Thanks for sharing your journey and starting this topic.
I'm a first-time maker and I'm learning a loooot of things thanks to this experience. I started my journey with Lifetoon (the AI-native platform for episodic visual storytelling) back in February - it already feels like it's been a couple of years, considering how many experiments we've had (and fails lol).
One embarrassing thing: I thought (and hoped) that investing in ads would be a shortcut to getting results, even if we don't have PMF. Nonono - in our case, it was just a waste of money. I realised the mistake I made a couple of days in, and stopped the ads. Now, we're focused on nailing the PMF, getting in-depth feedback from our first users, building ICPs, and maybe after we can look into ads again.
Since the failed ads experiment, we had the MVP launch, which had us close the platform after just 24 hours - way more people than we expected used it. This Tuesday, we launched Lifetoon 1.1. Exciting! We're starting to get more clarity on a potential PMF, and we already have +100 on the platform.

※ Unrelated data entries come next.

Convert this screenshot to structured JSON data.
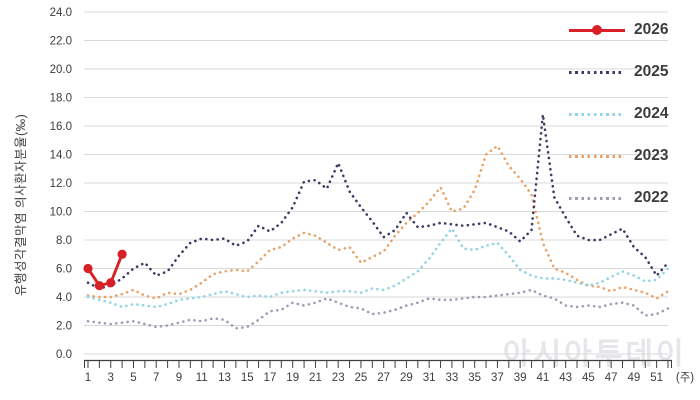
{
  "watermark": "아시아투데이",
  "chart_data": {
    "type": "line",
    "ylabel": "유행성각결막염 의사환자분율(‰)",
    "x_unit_label": "(주)",
    "xlim": [
      1,
      52
    ],
    "ylim": [
      0,
      24
    ],
    "grid": "horizontal",
    "legend_position": "top-right",
    "y_ticks": [
      0,
      2,
      4,
      6,
      8,
      10,
      12,
      14,
      16,
      18,
      20,
      22,
      24
    ],
    "x_tick_labels": [
      1,
      3,
      5,
      7,
      9,
      11,
      13,
      15,
      17,
      19,
      21,
      23,
      25,
      27,
      29,
      31,
      33,
      35,
      37,
      39,
      41,
      43,
      45,
      47,
      49,
      51
    ],
    "x": [
      1,
      2,
      3,
      4,
      5,
      6,
      7,
      8,
      9,
      10,
      11,
      12,
      13,
      14,
      15,
      16,
      17,
      18,
      19,
      20,
      21,
      22,
      23,
      24,
      25,
      26,
      27,
      28,
      29,
      30,
      31,
      32,
      33,
      34,
      35,
      36,
      37,
      38,
      39,
      40,
      41,
      42,
      43,
      44,
      45,
      46,
      47,
      48,
      49,
      50,
      51,
      52
    ],
    "series": [
      {
        "name": "2026",
        "color": "#d92027",
        "style": "solid-marker",
        "weeks": [
          1,
          2,
          3,
          4
        ],
        "values": [
          6.0,
          4.8,
          5.0,
          7.0
        ]
      },
      {
        "name": "2025",
        "color": "#3a3a64",
        "style": "dotted",
        "values": [
          5.0,
          4.6,
          4.8,
          5.3,
          6.0,
          6.4,
          5.5,
          5.8,
          6.9,
          7.8,
          8.1,
          8.0,
          8.1,
          7.6,
          7.9,
          9.0,
          8.6,
          9.2,
          10.3,
          12.1,
          12.2,
          11.6,
          13.4,
          11.4,
          10.3,
          9.3,
          8.2,
          8.7,
          9.9,
          8.9,
          9.0,
          9.2,
          9.1,
          9.0,
          9.1,
          9.2,
          8.9,
          8.6,
          7.9,
          8.7,
          16.8,
          11.0,
          9.6,
          8.3,
          8.0,
          8.0,
          8.4,
          8.8,
          7.5,
          6.8,
          5.5,
          6.4
        ]
      },
      {
        "name": "2024",
        "color": "#8fd5e5",
        "style": "dotted",
        "values": [
          4.0,
          3.8,
          3.6,
          3.3,
          3.5,
          3.4,
          3.3,
          3.5,
          3.8,
          3.9,
          4.0,
          4.2,
          4.4,
          4.2,
          4.0,
          4.1,
          4.0,
          4.3,
          4.4,
          4.5,
          4.4,
          4.3,
          4.4,
          4.4,
          4.3,
          4.6,
          4.5,
          4.8,
          5.3,
          5.8,
          6.7,
          7.8,
          8.8,
          7.4,
          7.3,
          7.6,
          7.8,
          6.9,
          5.9,
          5.5,
          5.3,
          5.3,
          5.2,
          5.0,
          4.8,
          5.0,
          5.4,
          5.8,
          5.5,
          5.1,
          5.2,
          6.0
        ]
      },
      {
        "name": "2023",
        "color": "#e8a266",
        "style": "dotted",
        "values": [
          4.1,
          4.0,
          4.0,
          4.2,
          4.5,
          4.1,
          3.9,
          4.3,
          4.2,
          4.5,
          5.0,
          5.6,
          5.8,
          5.9,
          5.8,
          6.5,
          7.3,
          7.5,
          8.1,
          8.5,
          8.3,
          7.8,
          7.3,
          7.5,
          6.4,
          6.8,
          7.2,
          8.3,
          9.2,
          9.9,
          10.7,
          11.7,
          10.0,
          10.2,
          11.5,
          14.0,
          14.6,
          13.2,
          12.3,
          11.2,
          7.8,
          6.0,
          5.7,
          5.2,
          4.8,
          4.7,
          4.4,
          4.7,
          4.5,
          4.3,
          3.9,
          4.4
        ]
      },
      {
        "name": "2022",
        "color": "#9c9cb5",
        "style": "dotted",
        "values": [
          2.3,
          2.2,
          2.1,
          2.2,
          2.3,
          2.1,
          1.9,
          2.0,
          2.2,
          2.4,
          2.3,
          2.5,
          2.4,
          1.8,
          1.9,
          2.4,
          3.0,
          3.1,
          3.6,
          3.4,
          3.6,
          3.9,
          3.6,
          3.3,
          3.2,
          2.8,
          2.9,
          3.1,
          3.4,
          3.6,
          3.9,
          3.8,
          3.8,
          3.9,
          4.0,
          4.0,
          4.1,
          4.2,
          4.3,
          4.5,
          4.1,
          3.9,
          3.4,
          3.3,
          3.4,
          3.3,
          3.5,
          3.6,
          3.4,
          2.7,
          2.8,
          3.2
        ]
      }
    ]
  }
}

Furqaan, I remember you mentioned you tried Lifetoon and enjoyed it! If anyone else is curious, join the comics side here: https://www.lifetoon.me/
@ruxandra_mazilu You’re not alone on the ads thing. I’ve definitely fallen into that same trap, thinking it would shortcut the hard parts. It’s super cool to see how much you’ve learned and how quickly you’ve iterated.

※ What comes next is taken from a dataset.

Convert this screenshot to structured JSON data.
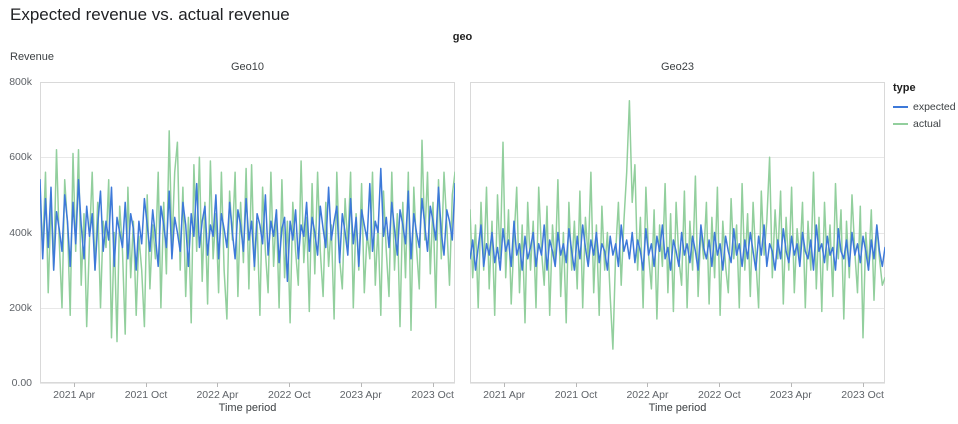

Also, for anyone reading this: try Lifetoon! It’s a really fun tool, and we plan to feature the comic in our newsletter's next edition.

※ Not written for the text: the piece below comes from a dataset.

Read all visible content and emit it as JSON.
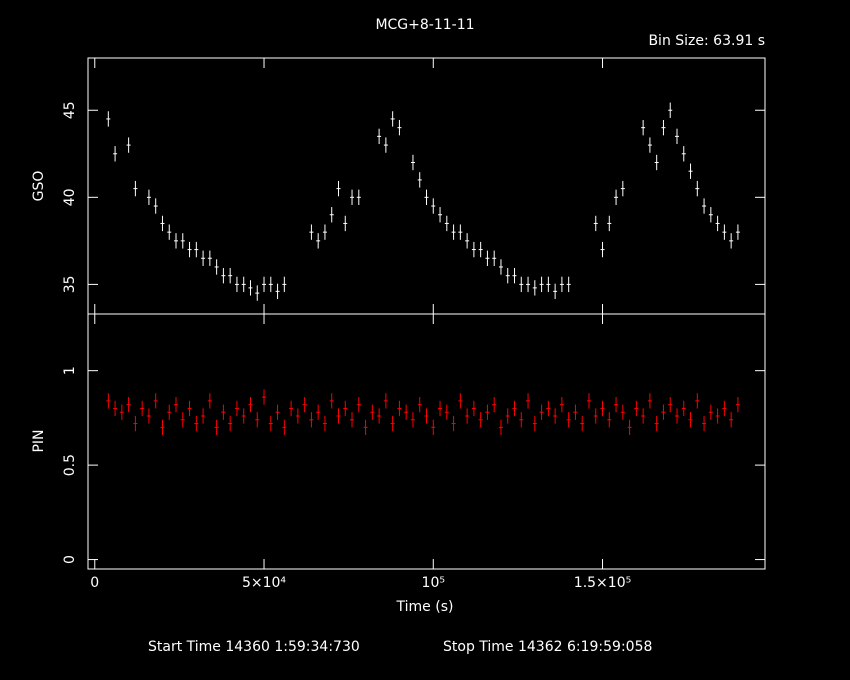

@ruxandra_mazilu @chaosandcoffee Influencer marketing / in-house production content is def the way to go. I think people just value authentic content that doesn't sound like a commercial. What irks me is the fact that even when you run an ad on instagram for example, it adds a "sponsored" tag which drives off people.
Regardless looking forward to both the products you guys are working on! Will def give newsletter a read and Lifetoon a try
@indukeys Absolutely - I actually saw one PH product, Mindcraftor, in a reel the other day. It felt super organic and apparently brought in 500+ signups for him. Don’t think a sponsored post could’ve pulled that off the same way.
And really excited to have you reading the newsletter! 🙌
Product Hunt
What stopped you from sharing it or talking to users?
When I saw this: "A business is more than just an app" my first reaction was to think the opposite. At the beginning, all that matters is the app, and getting people to use it, and learning from them. All the typical "business" stuff - like TOS - is usually a distraction.
@rajiv_ayyangar Looking back, it was a mix of fear and overconfidence - fear of putting myself and an unfinished product out there, and overconfidence in thinking I understood the problem well enough just because I was a student myself.
We were building a college community app for students in India, but confused building an app with building a community. Toward the end, the app was doing a bunch of things that didn’t really matter and the actual problem I set out to solve got buried in the noise.